About 1,000 security personnel took part in the evictions. They used bulldozers and elephants to demolish people’s homes.
Villagers protested against the demolition of their homes and the fact that they received no compensation.
In October 2015, Akhil Gogoi, the founder of the Krishak Mukti Sangram Samiti peasant rights organisation, led 200 people in a protest in front of Kaliabor sub-divisional office in Nagaon district. Gogoi said,
“These villagers have not encroached upon Kaziranga land. Instead, the park authorities have decided to extend the park area to these villages and acquire the villagers’ land. If the authorities want the land for the park, those living in the area have to be rehabilitated before they are evicted. So we have decided to challenge the high court order.”
Musamot Honsa Khatun from Banderdubi said,
“We have been staying in this place for over 60 years… I was born here… They suddenly cannot ask us to leave… where will we go?”
Gogoi argued that compensation should be paid before any evictions. The government is proposing to provide compensation, but only after the evictions. 30 to 40 days after the evictions. Gogoi pointed out that without alternative land and compensation, there was nowhere for people to go.
Gogoi proposed that the government should allow the people to remain in their villages for three months. Then, they the government should provide alternative land and compensation money. Gogoi said that the people would have gone willingly after three months without any confrontation.

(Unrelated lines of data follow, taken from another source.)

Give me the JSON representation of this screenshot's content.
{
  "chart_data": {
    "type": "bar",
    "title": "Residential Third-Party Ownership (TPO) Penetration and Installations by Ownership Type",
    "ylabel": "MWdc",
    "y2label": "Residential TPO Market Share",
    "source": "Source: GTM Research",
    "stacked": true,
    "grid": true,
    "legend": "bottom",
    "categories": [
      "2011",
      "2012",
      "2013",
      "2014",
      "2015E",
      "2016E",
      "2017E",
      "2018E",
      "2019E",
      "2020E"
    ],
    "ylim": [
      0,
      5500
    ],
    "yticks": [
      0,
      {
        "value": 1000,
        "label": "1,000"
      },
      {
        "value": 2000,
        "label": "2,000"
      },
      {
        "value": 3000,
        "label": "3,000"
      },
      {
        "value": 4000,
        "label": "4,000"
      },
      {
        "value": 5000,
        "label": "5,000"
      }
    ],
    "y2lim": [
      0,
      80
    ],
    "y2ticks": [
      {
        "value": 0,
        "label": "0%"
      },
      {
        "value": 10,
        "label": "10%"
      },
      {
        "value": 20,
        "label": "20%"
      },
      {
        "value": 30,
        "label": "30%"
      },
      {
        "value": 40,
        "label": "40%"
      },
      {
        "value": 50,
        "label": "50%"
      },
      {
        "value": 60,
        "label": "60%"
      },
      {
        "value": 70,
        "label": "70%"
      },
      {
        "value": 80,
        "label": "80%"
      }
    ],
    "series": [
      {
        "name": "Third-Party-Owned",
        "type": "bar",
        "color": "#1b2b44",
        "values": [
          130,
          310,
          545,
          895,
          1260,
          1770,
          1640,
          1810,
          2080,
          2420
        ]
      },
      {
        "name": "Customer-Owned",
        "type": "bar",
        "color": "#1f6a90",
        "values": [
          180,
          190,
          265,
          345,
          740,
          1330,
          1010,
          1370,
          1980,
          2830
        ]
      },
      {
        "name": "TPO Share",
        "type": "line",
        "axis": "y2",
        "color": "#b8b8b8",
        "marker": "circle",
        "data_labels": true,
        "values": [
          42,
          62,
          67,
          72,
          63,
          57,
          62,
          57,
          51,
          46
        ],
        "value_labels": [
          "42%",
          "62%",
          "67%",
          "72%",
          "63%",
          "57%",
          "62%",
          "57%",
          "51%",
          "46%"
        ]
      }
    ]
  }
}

Instead, before the evictions the Nagaon district administration imposed Section 144 of the Criminal Procedure Code, which prohibits an assembly of more than ten people.
Racism from India’s Prime Minister
India’s Prime Minister, Narendra Modi, is head of the right-wing, Hindu nationalist Bharatiya Janata Party. In 2014, addressing an election rally, he accused the Indian National Congress party (which was then in government) of wanting to get rid of the rhinos to make way for Bangladesh settlers:
“Aren’t rhinos the pride of Assam? These days there is a conspiracy to kill it. I am making the allegation very seriously. People sitting in the government… to save Bangladeshis… they are doing this conspiracy to kill rhinos so that the area becomes empty and Bangladeshis can be settled there.”
Modi’s racist conspiracy theory makes no sense. So far this year, poachers have killed 14 rhinos. But while poaching is certainly a problem, the number of rhinos in Kaziranga is increasing. According to census carried out in 2015 there are 2,401 rhinos in the national park. The number had increased by about 110 since the previous census in 2012.
Meanwhile, the villagers have records proving ownership of the land. And in the 1960s, the state built schools in the area.
Modi promised that his government would take action. “Those who are conspiring to finish off rhinos, they should listen to this carefully,” he said. After the elections, “they will be taken to task one by one.”
The India Times reported Modi as saying that, “local people are getting unemployed as people migrating from Bangladesh are taking up jobs”.
Ram Madhav, General Secretary of the Bharatiya Janata Party, boasted about the evictions on his Facebook page and made no mention of the fact that two people were killed:
Upholding its poll promise the Assam government has today evicted 1800 families of illegal settlers from Kaziranga National Park area. Initially the state government had information about less number of occupiers. But when the actual eviction operation began it turned out that colonies have been put up by infiltrators occupying vast tracts of the National Park. Some 100 odd families have voluntarily left the occupied land while the government was compelled to use force for the eviction of others.
Government’s bold move to protect the world heritage site of Kaziranga National Park has been widely appreciated by the people of Assam.
A gross breach of human rights
The evictions come one week after the arrest of Sabar Ingleng, who is reported to have killed 20 rhinos in the past four years. He was arrested in the Karbi Anglong hill district, an area of thick forest bordering the national park.
Ingleng is suspected of being the head of a large poaching network. The police are hoping that during interrogation he will give the names of other poachers active in Kazirangar.
Arresting a poaching kingpin makes sense. Killing two people while evicting villagers without compensation or alternative land is a gross breach of human rights that does nothing to conserve the rhinos.